Function preprocesses datasets. Return input-ready datasets

Args:

train_batch_size (int, optional): Training batch size. Defaults to 32.

test_batch_size (int, optional): Test batch size. Defaults to 32.

train_shuffle_buffer_size (int, optional): Training shuffle buffer size. Defaults to 10000.

test_shuffle_buffer_size (int, optional): Testing shuffle buffer size. Defaults to 10000.

train_epochs (int, optional): Training epochs. Defaults to 5.

test_epochs (int, optional): Test epochs. Defaults to 5.

centralized (bool, optional): Whether to create dataset for centralized learning. Defaults to False.
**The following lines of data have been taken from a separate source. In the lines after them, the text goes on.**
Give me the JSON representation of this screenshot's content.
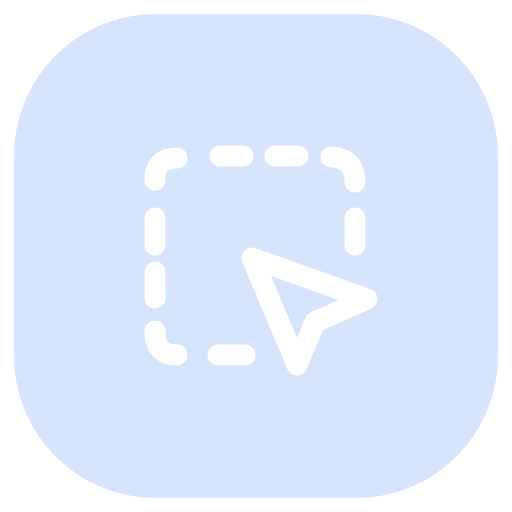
{
  "app_icon": {
    "icon": "select-area-cursor-icon",
    "tile_color": "#d6e4fc",
    "glyph_color": "#ffffff"
  }
}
normalized (bool, optional): If the data should be normalized. Defaults to True.

data_selector (Callable[ [np.ndarray, np.ndarray, int], tff.simulation.ClientData ], optional): Which data distribution to use. Defaults to create_dataset.

number_of_clients (int, optional): Number of clients. Defaults to 5.

Returns:

[tf.data.Dataset, tf.data.Dataset, int]: Input-ready datasets, and number of datapoints.

federated.data.data_preprocessing.load_data(normalized: bool = True, data_analysis: bool = False, data_selector: Optional[Callable[[numpy.ndarray, numpy.ndarray, int], tensorflow_federated.python.simulation.client_data.ClientData]] = None, number_of_clients: int = 5) → Tuple[tensorflow_federated.python.simulation.client_data.ClientData, tensorflow_federated.python.simulation.client_data.ClientData, int]¶

Function loads data from csv-file and preprocesses the training and test data seperately.

Args:

normalized (bool, optional): Whether to normalize the data. Defaults to True.

data_analysis (bool, optional): Load data for data analysis. Defaults to False.

data_selector (Callable[ [np.ndarray, np.ndarray, int], tff.simulation.ClientData ], optional): Data distribution. Defaults to None.

number_of_clients (int, optional): Number of clients. Defaults to 5.

Raises:

ValueError: The data has to be normalized to use create_uniform_dataset.

Returns:

[tff.simulation.ClientData, tff.simulation.ClientData, int]: A tuple of tff.simulation.ClientData.

federated.data.data_preprocessing.preprocess_dataset(epochs: int, batch_size: int, shuffle_buffer_size: int) → Callable[[tensorflow.python.data.ops.dataset_ops.DatasetV2], tensorflow.python.data.ops.dataset_ops.DatasetV2]¶

Function returns a function for preprocessing of a dataset.

Args:

epochs (int): How many times to repeat a batch.

batch_size (int): Batch size.

shuffle_buffer_size (int): Buffer size for shuffling the dataset.

Returns:

Callable[[tf.data.Dataset], tf.data.Dataset]: A callable for preprocessing a dataset object.

federated.data.data_preprocessing.split_dataframe(df)¶: Function for splitting dataframe into (input, output) pairs.